L'inquiétude est partagée par plusieurs analystes français qui voient d'un mauvais oeil « la tempête dans un verre d'eau » suscitée cette semaine par des propos attribués au candidat socialiste François Hollande.

Le quotidien Le Parisien a indiqué mercredi que le favori des sondages avait traité le chef de l'État de « sale mec » lors d'une rencontre à micros fermés tenue avec des journalistes il y a quelques jours.

Plusieurs participants à la rencontre sont intervenus par la suite pour préciser que M. Hollande s'était placé fictivement dans la peau de Nicolas Sarkozy lorsqu'il a utilisé cette expression et pastichait ses propos.
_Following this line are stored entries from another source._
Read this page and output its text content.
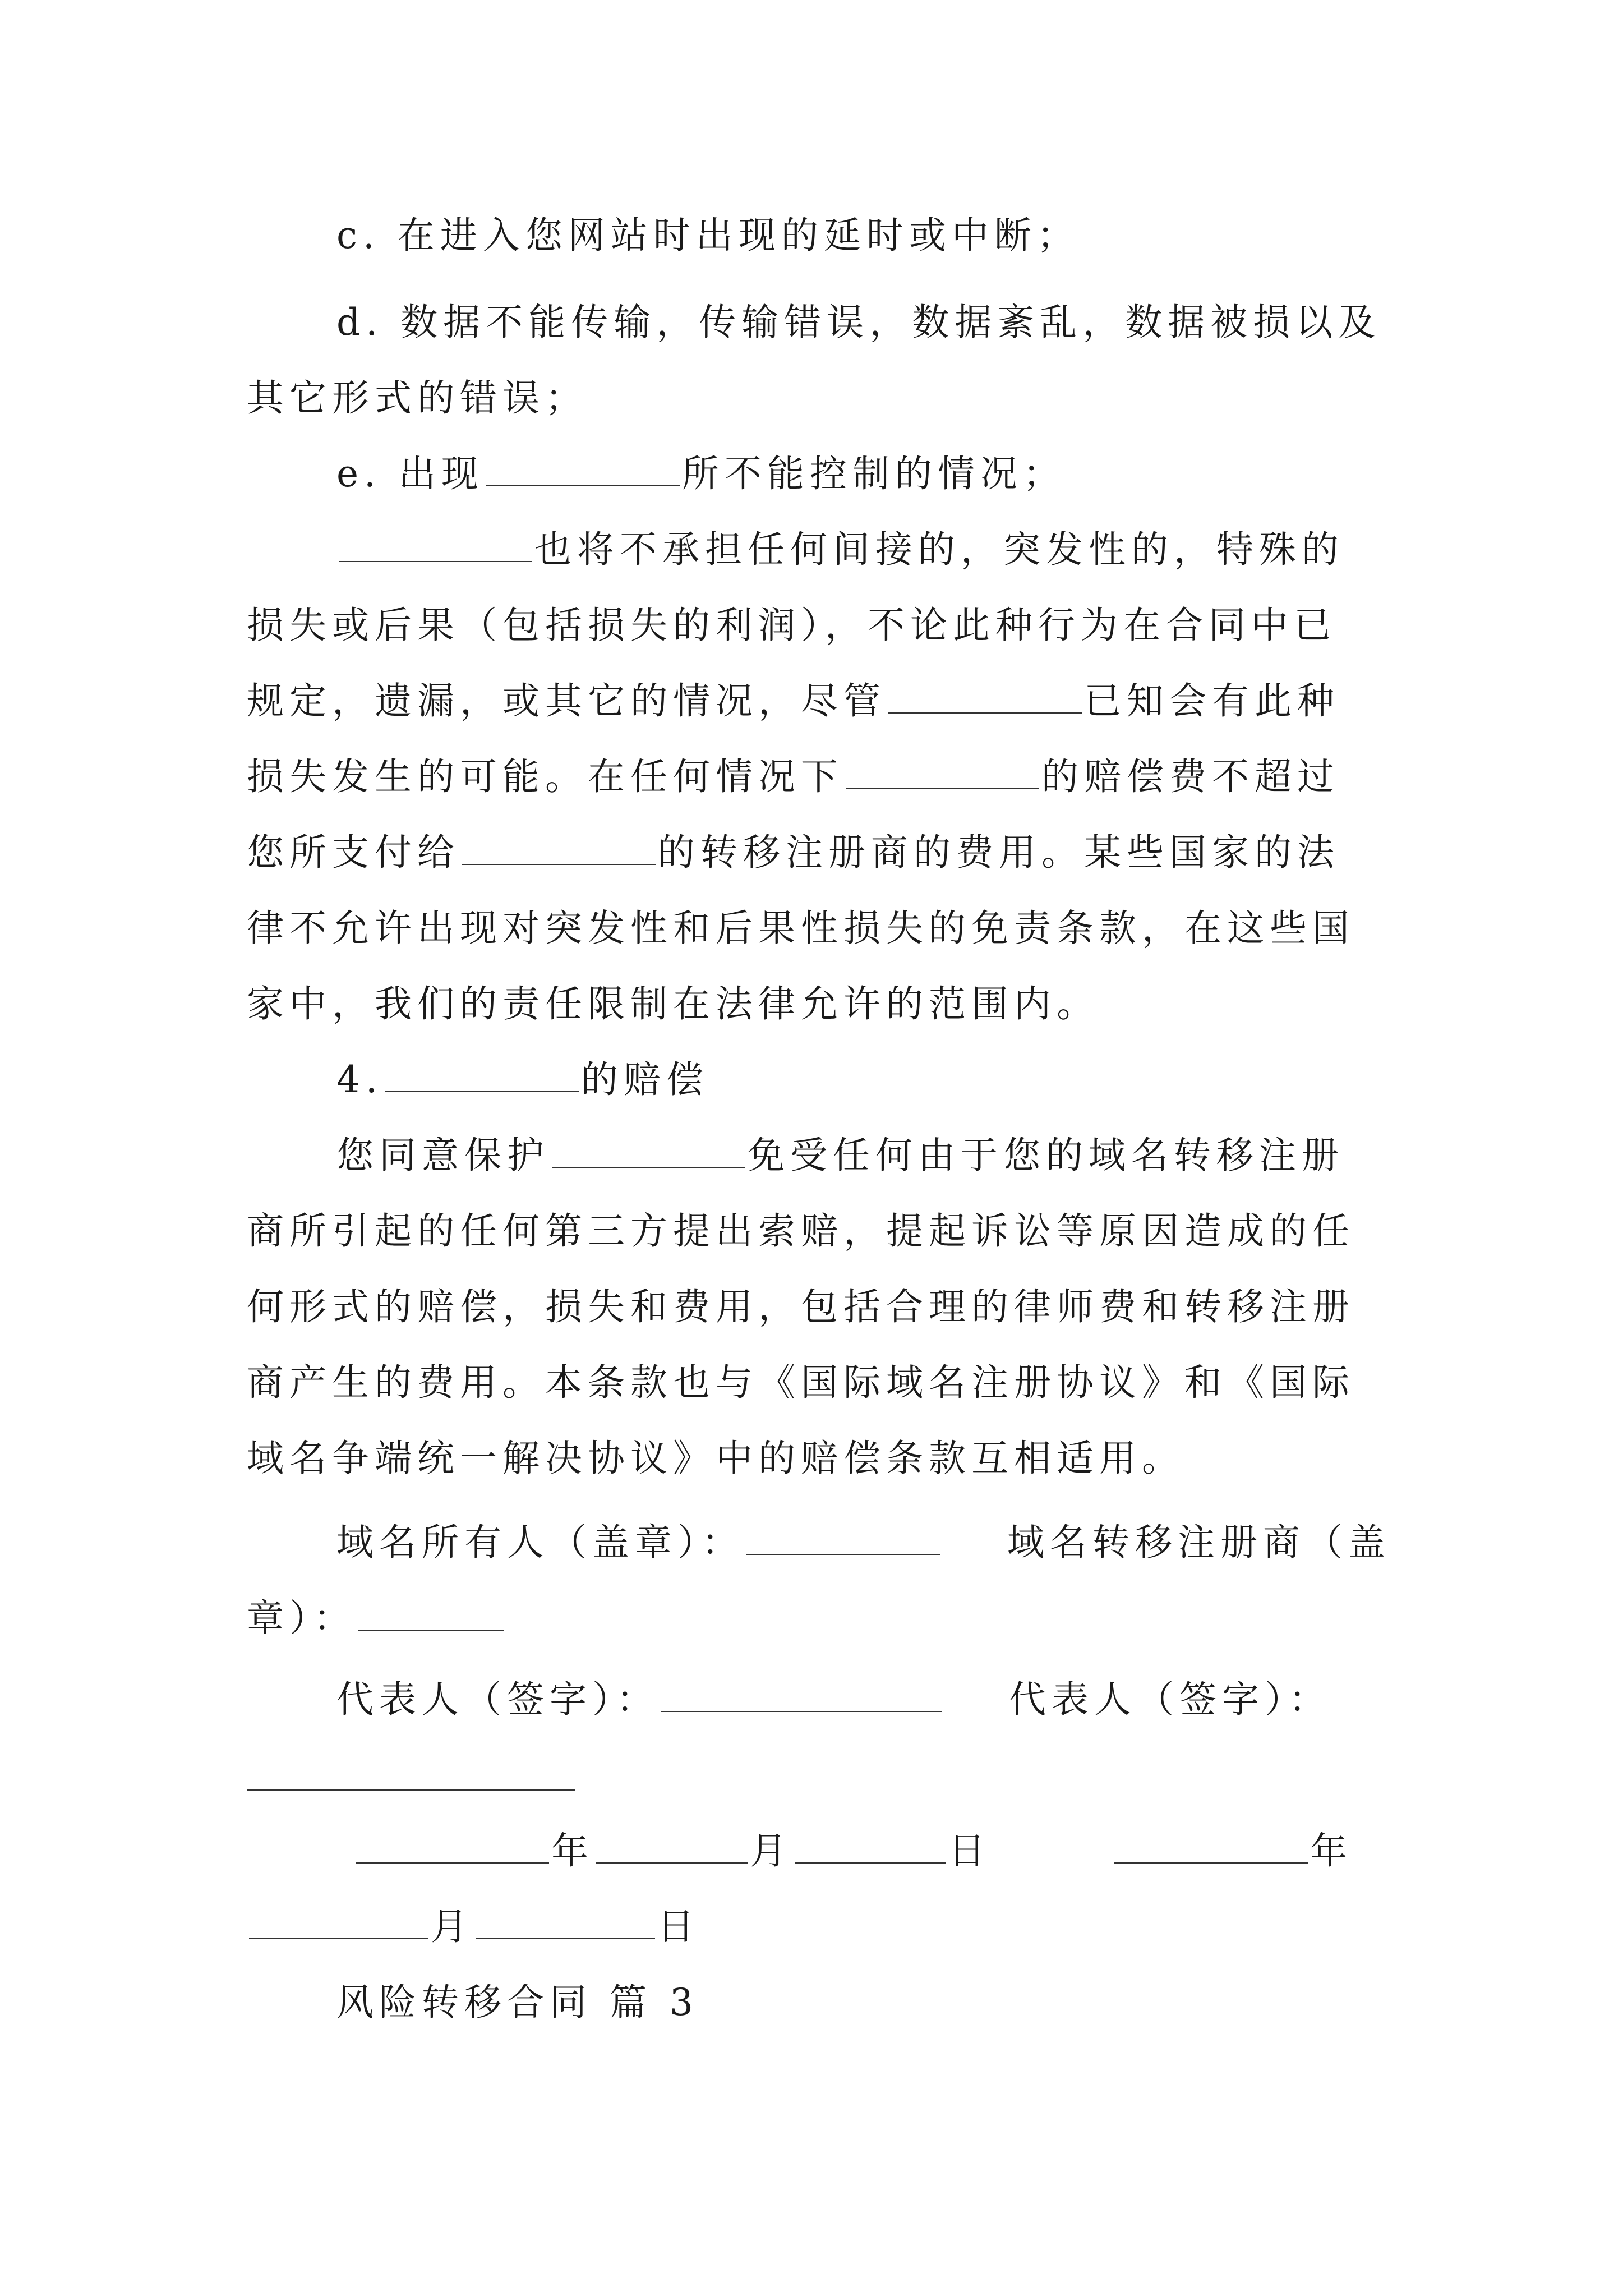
c. 在进入您网站时出现的延时或中断；
d. 数据不能传输，传输错误，数据紊乱，数据被损以及
其它形式的错误；
e. 出现	所不能控制的情况；
也将不承担任何间接的，突发性的，特殊的
损失或后果（包括损失的利润），不论此种行为在合同中已
规定，遗漏，或其它的情况，尽管	已知会有此种
损失发生的可能。在任何情况下	的赔偿费不超过
您所支付给	的转移注册商的费用。某些国家的法
律不允许出现对突发性和后果性损失的免责条款，在这些国
家中，我们的责任限制在法律允许的范围内。
4.	的赔偿
您同意保护	免受任何由于您的域名转移注册
商所引起的任何第三方提出索赔，提起诉讼等原因造成的任
何形式的赔偿，损失和费用，包括合理的律师费和转移注册
商产生的费用。本条款也与《国际域名注册协议》和《国际
域名争端统一解决协议》中的赔偿条款互相适用。
域名所有人（盖章）：	域名转移注册商（盖
章）：
代表人（签字）：	代表人（签字）：
年	月	日	年
月	日
风险转移合同 篇 3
Ces précisions n'ont pas freiné l'ardeur des membres de l'UMP, parti de la majorité, et du gouvernement qui ont multiplié les interventions dans les médias pour fustiger l'intervention alléguée du candidat socialiste.

La ministre Nadine Morano a exigé « des excuses publiques à l'encontre du chef de l'État » en alléguant que la sortie de François Hollande le « disqualifiait de la course à l'Élysée ».
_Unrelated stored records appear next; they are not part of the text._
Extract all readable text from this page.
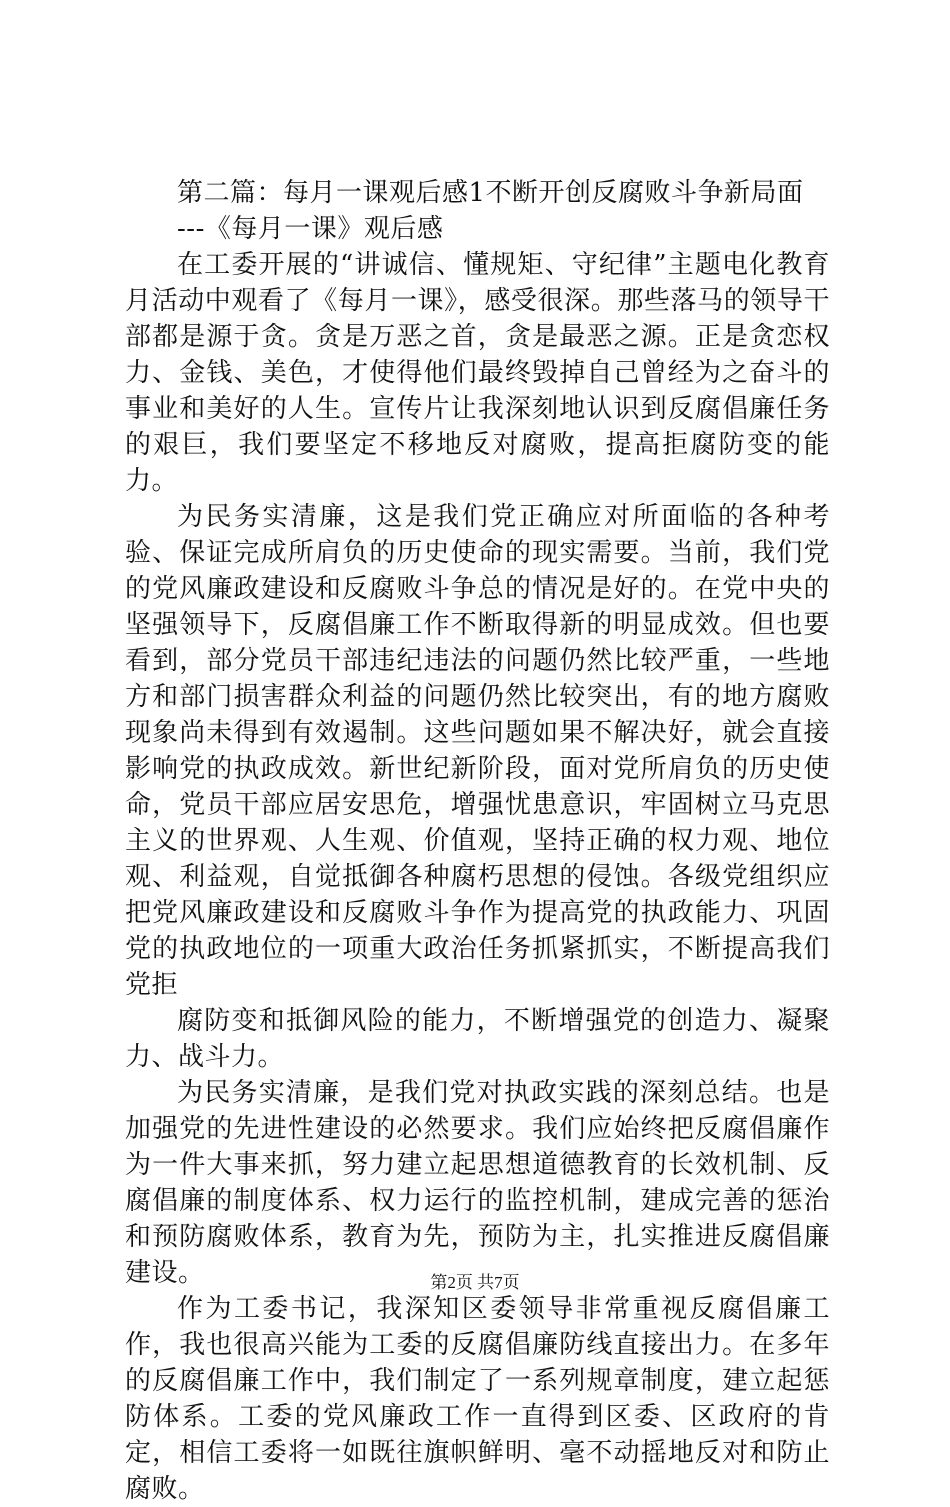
第二篇：每月一课观后感1不断开创反腐败斗争新局面

---《每月一课》观后感

在工委开展的“讲诚信、懂规矩、守纪律”主题电化教育月活动中观看了《每月一课》，感受很深。那些落马的领导干部都是源于贪。贪是万恶之首，贪是最恶之源。正是贪恋权力、金钱、美色，才使得他们最终毁掉自己曾经为之奋斗的事业和美好的人生。宣传片让我深刻地认识到反腐倡廉任务的艰巨，我们要坚定不移地反对腐败，提高拒腐防变的能力。

为民务实清廉，这是我们党正确应对所面临的各种考验、保证完成所肩负的历史使命的现实需要。当前，我们党的党风廉政建设和反腐败斗争总的情况是好的。在党中央的坚强领导下，反腐倡廉工作不断取得新的明显成效。但也要看到，部分党员干部违纪违法的问题仍然比较严重，一些地方和部门损害群众利益的问题仍然比较突出，有的地方腐败现象尚未得到有效遏制。这些问题如果不解决好，就会直接影响党的执政成效。新世纪新阶段，面对党所肩负的历史使命，党员干部应居安思危，增强忧患意识，牢固树立马克思主义的世界观、人生观、价值观，坚持正确的权力观、地位观、利益观，自觉抵御各种腐朽思想的侵蚀。各级党组织应把党风廉政建设和反腐败斗争作为提高党的执政能力、巩固党的执政地位的一项重大政治任务抓紧抓实，不断提高我们党拒

腐防变和抵御风险的能力，不断增强党的创造力、凝聚力、战斗力。

为民务实清廉，是我们党对执政实践的深刻总结。也是加强党的先进性建设的必然要求。我们应始终把反腐倡廉作为一件大事来抓，努力建立起思想道德教育的长效机制、反腐倡廉的制度体系、权力运行的监控机制，建成完善的惩治和预防腐败体系，教育为先，预防为主，扎实推进反腐倡廉建设。

作为工委书记，我深知区委领导非常重视反腐倡廉工作，我也很高兴能为工委的反腐倡廉防线直接出力。在多年的反腐倡廉工作中，我们制定了一系列规章制度，建立起惩防体系。工委的党风廉政工作一直得到区委、区政府的肯定，相信工委将一如既往旗帜鲜明、毫不动摇地反对和防止腐败。

第2页 共7页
« La démocratie ne s'accommode ni de l'injure ni du dénigrement. Quand on aspire aux plus hautes fonctions de l'État, la moindre des qualités est le sang-froid et la sérénité. M. Hollande vient de démontrer qu'il ne possède aucun des deux », a ajouté Valérie Rosso-Debord, déléguée générale adjointe de l'UMP.

Le Parti socialiste a rétorqué en accusant la droite de se livrer à une « manipulation grossière » pour tenter de discréditer le candidat de la formation.

Une tentative « particulièrement malvenue de la part d'un parti dont le président s'est caractérisé ces dernières années par une véritable vulgarité », a déclaré la porte-parole de François Hollande, Najat Vallaud-Belkacem, en rappelant l'épisode où le chef d'État avait lancé « casse-toi, pauv' con » à un homme qui refusait de lui serrer la main.

Stratégie du désespoir

Le candidat socialiste a ajouté qu'il « n'accepte pas les polémiques incessantes venant de l'UMP » et préférait laisser la vulgarité « aux autres » en allusion à la droite.

Selon Le Monde, « l'affaire du sale mec » est un cas d'école de la « riposte systémique » et structurée que l'UMP entend apporter à toutes les sorties socialistes. « Tout est fait à la demande du président. Nous sommes missionnés par Nicolas Sarkozy pour taper sur François Hollande. Le but est de l'affaiblir avant que M. Sarkozy se déclare », a déclaré un ministre non identifié au quotidien.

Le chroniqueur média Daniel Schneiderman croit voir dans la stratégie de la droite une marque de « désespoir » face aux sondages, qui continuent de prédire une large victoire socialiste au second tour du scrutin présidentiel.

« Tout se passe comme si les aboyeurs du pouvoir, et leur commanditaire évident, avaient désormais intégré l'inéluctable défaite et n'avaient plus d'autres solutions que de tenter des sorties désespérées », a écrit l'analyste, qui s'alarme du fait que les médias sociaux et les chaînes d'information en continu constituent un relais idéal pour ce type de « stratégie de saturation ».